Con el dinero del fondo de mi abuela, renté un departamento de una recámara en una colonia tranquila de Guadalajara. en planta baja, con una ventana que daba a un jardincito y una puerta con una llave que solo era mía. La primera noche ahí me senté en el piso porque aún no tenía muebles, con un botecito de yogurt que había comprado en el oxo de la esquina sin pedirle permiso a nadie, sin checar si había dinero suficiente, sin esperar la aprobación de nadie.

Lo compré no más porque se me antojó. El silencio de ese departamento vacío era diferente al silencio del refugio. Era un silencio que yo misma había elegido. Empecé en la agencia de eventos al lunes siguiente. Era trabajo administrativo, acomodo de papeleo y logística. Nada muy glamuroso, pero era mi trabajo. Recibí mi primera quincena completa al mes y abrí una cuenta de banco a mi nombre. La muchacha del banco me preguntó si quería agregar a un cotitular. Le dije que no con una firmeza que hasta la sorprendió un poco.

La indemnización tardó dos meses en pagarse. Mi papá intentó apelar, pero su abogado, después de revisar a detalle la investigación de Beatriz, prefirió no seguir adelante con el recurso. Al final, el dinero cayó en la cuenta que indicó Fernanda. No gasté un peso en semanas. Me la pasaba viendo el estado de cuenta como si el dinero fuera a desaparecer. Mi mamá me mandó una carta por correo al departamento. No sé cómo consiguió mi dirección. Sospecho que alguien del pueblo que tenía mi contacto se la pasó.

La carta decía que habían pasado por muchas cosas, que la familia estaba por encima de todo y que las puertas estaban abiertas y yo quería regresar a convivir con ellos. No decía, me equivoqué. No decía. Le hablé a todos tus empleadores durante tres años y te arruiné la vida mientras te lavabas el pelo en el baño de una gasolinera. Decía que la puerta estaba abierta, como si el problema hubiera sido que yo salí por la puerta equivocada.

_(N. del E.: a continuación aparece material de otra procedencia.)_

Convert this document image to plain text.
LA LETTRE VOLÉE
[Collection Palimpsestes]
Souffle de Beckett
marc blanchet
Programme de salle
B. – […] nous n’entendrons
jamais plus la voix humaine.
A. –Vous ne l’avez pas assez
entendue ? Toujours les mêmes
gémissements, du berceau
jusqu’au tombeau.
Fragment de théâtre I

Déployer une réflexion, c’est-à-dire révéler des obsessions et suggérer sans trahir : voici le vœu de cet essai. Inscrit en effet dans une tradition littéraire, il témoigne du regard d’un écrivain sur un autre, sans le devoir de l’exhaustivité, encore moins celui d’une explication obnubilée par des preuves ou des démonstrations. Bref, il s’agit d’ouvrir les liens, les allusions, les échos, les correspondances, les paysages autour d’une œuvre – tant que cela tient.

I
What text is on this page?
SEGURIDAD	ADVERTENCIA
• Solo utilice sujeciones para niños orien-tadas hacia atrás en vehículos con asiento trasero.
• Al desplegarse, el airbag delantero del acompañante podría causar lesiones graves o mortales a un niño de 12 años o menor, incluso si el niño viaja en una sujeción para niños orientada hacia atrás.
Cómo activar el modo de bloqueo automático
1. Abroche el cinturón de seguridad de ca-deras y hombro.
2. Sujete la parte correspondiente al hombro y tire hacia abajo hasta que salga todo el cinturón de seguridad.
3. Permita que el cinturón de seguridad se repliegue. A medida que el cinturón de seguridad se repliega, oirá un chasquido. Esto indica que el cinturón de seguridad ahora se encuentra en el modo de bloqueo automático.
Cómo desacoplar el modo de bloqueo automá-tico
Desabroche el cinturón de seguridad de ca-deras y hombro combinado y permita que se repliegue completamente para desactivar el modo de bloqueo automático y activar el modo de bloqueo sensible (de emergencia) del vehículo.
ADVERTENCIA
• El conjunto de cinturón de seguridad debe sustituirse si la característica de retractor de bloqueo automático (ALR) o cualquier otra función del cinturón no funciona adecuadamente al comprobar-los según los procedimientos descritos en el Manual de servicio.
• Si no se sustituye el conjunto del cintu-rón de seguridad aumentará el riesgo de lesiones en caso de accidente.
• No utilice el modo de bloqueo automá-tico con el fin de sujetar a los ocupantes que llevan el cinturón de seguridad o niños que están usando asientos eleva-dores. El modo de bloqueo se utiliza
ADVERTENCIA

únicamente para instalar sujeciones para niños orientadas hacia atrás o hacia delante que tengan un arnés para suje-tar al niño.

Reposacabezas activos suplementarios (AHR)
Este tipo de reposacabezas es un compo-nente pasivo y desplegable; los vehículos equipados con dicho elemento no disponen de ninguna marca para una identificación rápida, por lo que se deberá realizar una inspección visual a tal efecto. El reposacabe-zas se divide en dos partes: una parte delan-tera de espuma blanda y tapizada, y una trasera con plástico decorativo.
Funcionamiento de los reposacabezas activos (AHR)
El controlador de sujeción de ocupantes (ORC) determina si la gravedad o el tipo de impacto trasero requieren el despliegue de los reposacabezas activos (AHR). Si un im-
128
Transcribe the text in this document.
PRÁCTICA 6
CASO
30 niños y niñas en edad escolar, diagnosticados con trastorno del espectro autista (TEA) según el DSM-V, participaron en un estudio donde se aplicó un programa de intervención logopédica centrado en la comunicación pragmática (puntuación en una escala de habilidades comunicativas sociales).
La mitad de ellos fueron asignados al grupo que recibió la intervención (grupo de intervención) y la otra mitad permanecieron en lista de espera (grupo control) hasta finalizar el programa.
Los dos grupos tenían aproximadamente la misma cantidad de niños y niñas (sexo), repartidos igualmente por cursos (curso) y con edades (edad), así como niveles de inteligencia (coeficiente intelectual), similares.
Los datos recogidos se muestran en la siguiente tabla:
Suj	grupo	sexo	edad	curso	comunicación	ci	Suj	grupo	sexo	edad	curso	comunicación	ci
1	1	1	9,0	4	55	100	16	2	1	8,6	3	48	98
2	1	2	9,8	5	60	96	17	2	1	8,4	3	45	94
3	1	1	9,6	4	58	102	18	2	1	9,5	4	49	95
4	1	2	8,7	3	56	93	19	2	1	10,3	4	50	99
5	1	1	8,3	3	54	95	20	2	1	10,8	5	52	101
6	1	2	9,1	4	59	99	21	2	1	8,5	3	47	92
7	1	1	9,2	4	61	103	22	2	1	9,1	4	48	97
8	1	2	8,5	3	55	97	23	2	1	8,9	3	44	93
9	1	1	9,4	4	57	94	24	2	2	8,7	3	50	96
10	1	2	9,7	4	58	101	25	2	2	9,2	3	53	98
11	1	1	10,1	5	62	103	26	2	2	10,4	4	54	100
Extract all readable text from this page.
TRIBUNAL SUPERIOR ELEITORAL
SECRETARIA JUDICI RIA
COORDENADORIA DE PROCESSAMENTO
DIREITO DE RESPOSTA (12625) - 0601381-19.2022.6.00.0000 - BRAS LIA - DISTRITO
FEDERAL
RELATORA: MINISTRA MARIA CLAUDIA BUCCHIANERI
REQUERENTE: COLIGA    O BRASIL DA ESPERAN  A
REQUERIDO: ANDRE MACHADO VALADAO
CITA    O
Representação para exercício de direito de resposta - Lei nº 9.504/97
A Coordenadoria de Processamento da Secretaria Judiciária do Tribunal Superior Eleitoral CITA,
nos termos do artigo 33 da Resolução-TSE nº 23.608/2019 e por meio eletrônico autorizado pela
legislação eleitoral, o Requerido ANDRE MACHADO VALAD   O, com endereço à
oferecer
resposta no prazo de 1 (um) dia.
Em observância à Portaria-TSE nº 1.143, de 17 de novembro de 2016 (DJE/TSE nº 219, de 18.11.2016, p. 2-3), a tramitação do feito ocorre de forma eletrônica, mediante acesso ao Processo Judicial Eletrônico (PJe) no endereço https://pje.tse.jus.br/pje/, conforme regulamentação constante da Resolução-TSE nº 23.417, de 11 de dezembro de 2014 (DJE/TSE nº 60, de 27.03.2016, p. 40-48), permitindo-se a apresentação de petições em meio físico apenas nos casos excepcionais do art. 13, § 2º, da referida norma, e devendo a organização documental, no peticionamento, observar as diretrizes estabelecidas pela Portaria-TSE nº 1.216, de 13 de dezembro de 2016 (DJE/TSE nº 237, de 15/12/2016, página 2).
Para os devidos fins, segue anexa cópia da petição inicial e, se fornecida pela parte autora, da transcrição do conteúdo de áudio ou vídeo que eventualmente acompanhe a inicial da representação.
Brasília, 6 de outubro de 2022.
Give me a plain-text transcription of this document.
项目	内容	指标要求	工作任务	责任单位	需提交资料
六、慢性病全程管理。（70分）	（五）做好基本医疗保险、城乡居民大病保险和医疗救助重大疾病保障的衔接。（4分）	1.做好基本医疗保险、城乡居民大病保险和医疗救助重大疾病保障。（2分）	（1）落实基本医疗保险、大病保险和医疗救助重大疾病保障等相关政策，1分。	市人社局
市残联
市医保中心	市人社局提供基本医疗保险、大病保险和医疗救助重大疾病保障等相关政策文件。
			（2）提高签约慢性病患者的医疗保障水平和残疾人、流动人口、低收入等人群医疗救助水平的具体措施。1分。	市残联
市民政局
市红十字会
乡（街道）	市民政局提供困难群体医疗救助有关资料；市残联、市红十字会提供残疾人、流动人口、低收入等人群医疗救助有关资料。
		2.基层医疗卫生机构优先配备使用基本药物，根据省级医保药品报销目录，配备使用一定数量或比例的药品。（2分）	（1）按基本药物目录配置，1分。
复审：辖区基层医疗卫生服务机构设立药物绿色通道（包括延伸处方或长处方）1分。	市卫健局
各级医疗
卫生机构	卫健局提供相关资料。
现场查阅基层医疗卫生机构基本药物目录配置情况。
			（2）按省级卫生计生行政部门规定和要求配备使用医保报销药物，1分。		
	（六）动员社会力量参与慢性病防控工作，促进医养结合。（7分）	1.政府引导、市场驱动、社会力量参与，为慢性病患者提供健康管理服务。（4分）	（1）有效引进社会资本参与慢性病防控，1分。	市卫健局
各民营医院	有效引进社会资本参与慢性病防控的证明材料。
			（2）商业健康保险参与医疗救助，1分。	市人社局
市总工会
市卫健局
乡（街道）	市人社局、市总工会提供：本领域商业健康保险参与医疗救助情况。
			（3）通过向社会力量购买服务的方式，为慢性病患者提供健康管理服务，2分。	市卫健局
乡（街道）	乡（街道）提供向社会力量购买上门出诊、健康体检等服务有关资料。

Le respondí por escrito a través de Fernanda, porque la orden de restricción seguía vigente. Le dije que les deseaba mucha salud y mucha distancia, que el amor no se demuestra controlando a la gente, que yo no había cerrado ninguna puerta, simplemente había dejado de tocar en ella. No recibí respuesta. Beatriz me marcó unos meses después, no como investigadora, solo para saludar. Me contó que mi abuela se veía muy feliz en sus últimos años de vida. Después de haber vendido el terreno y armado todo ese plan, como si saber que yo iba a estar protegida, incluso cuando ella ya no estuviera, le hubiera quitado un gran peso de encima.